L’observation est rarissime dans le Saint-Laurent. Une baleine bleue a été aperçue au cours des derniers jours en compagnie de son baleineau, nageant dans l’estuaire. Mais la santé de la population de cette espèce en voie de disparition demeure très inquiétante, souligne le fondateur de la Station de recherche sur les cétacés des îles Mingan (MICS), Richard Sears.
La baleine bleue est le plus gros animal de toute l’histoire planétaire. À l’âge adulte, ce géant des mers peut atteindre près de 30 mètres de longueur, pour un poids de plus de 100 tonnes. Et cette espèce, décimée par la chasse commerciale et classée « en voie de disparition » par le gouvernement fédéral, fréquente les eaux du Saint-Laurent de façon régulière.

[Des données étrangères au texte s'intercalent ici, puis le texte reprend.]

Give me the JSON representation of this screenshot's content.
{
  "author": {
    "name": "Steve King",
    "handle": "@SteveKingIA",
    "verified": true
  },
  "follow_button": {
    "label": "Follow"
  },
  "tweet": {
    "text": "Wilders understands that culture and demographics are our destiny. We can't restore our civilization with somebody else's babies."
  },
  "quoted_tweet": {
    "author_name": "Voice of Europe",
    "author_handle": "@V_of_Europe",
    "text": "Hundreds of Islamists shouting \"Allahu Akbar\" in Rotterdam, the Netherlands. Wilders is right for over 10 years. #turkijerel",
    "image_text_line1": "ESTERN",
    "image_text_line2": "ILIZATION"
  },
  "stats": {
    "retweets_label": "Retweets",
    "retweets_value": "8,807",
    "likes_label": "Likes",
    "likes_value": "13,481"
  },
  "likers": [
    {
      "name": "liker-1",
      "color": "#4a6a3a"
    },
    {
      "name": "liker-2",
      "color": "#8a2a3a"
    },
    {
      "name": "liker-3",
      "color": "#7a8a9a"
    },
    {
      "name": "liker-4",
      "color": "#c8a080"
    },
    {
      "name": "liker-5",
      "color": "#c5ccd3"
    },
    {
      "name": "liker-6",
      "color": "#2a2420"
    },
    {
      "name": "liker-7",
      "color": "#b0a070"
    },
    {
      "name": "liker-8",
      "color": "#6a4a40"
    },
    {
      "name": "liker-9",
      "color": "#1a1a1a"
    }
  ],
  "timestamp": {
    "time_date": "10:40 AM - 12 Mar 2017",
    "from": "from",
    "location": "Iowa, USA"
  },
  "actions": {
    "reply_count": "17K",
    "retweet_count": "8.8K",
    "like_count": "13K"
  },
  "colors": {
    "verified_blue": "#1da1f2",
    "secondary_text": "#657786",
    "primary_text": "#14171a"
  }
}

Le problème, c’est que les chercheurs du MICS ont aperçu très peu de jeunes baleines bleues dans l’estuaire et le golfe depuis qu’ils ont lancé leurs travaux de recherches annuels, il y a de cela 40 ans.
Le baleineau aperçu au cours des derniers jours au large de Pointe-des-Monts, sur la côte nord, était seulement le 24e jeune observé par l’équipe de Richard Sears.
« On voudrait ouvrir une bouteille de champagne quand on en voit un, tellement c’est rare. Mais les jeunes sont trop peu nombreux, selon ce qu’on voit. À ce rythme-là, la population risque de se rétablir trop lentement, dans le meilleur des cas », déplore-t-il.
Il faut dire que dans la portion nord-est de l’Atlantique, la population de baleines bleues se limiterait à seulement 250 individus adultes. Un nombre extrêmement faible — plus faible que la population de baleines noires — et qui semble indiquer que l’espèce ne s’est jamais remise de la chasse commerciale.
Problème de reproduction
« Il semble y avoir un problème de reproduction, même si on ne peut pas en être sûr à 100 %. Mais il aurait été étonnant, en 40 ans, de ne pas apercevoir davantage de jeunes, si la population était en santé » souligne M. Sears.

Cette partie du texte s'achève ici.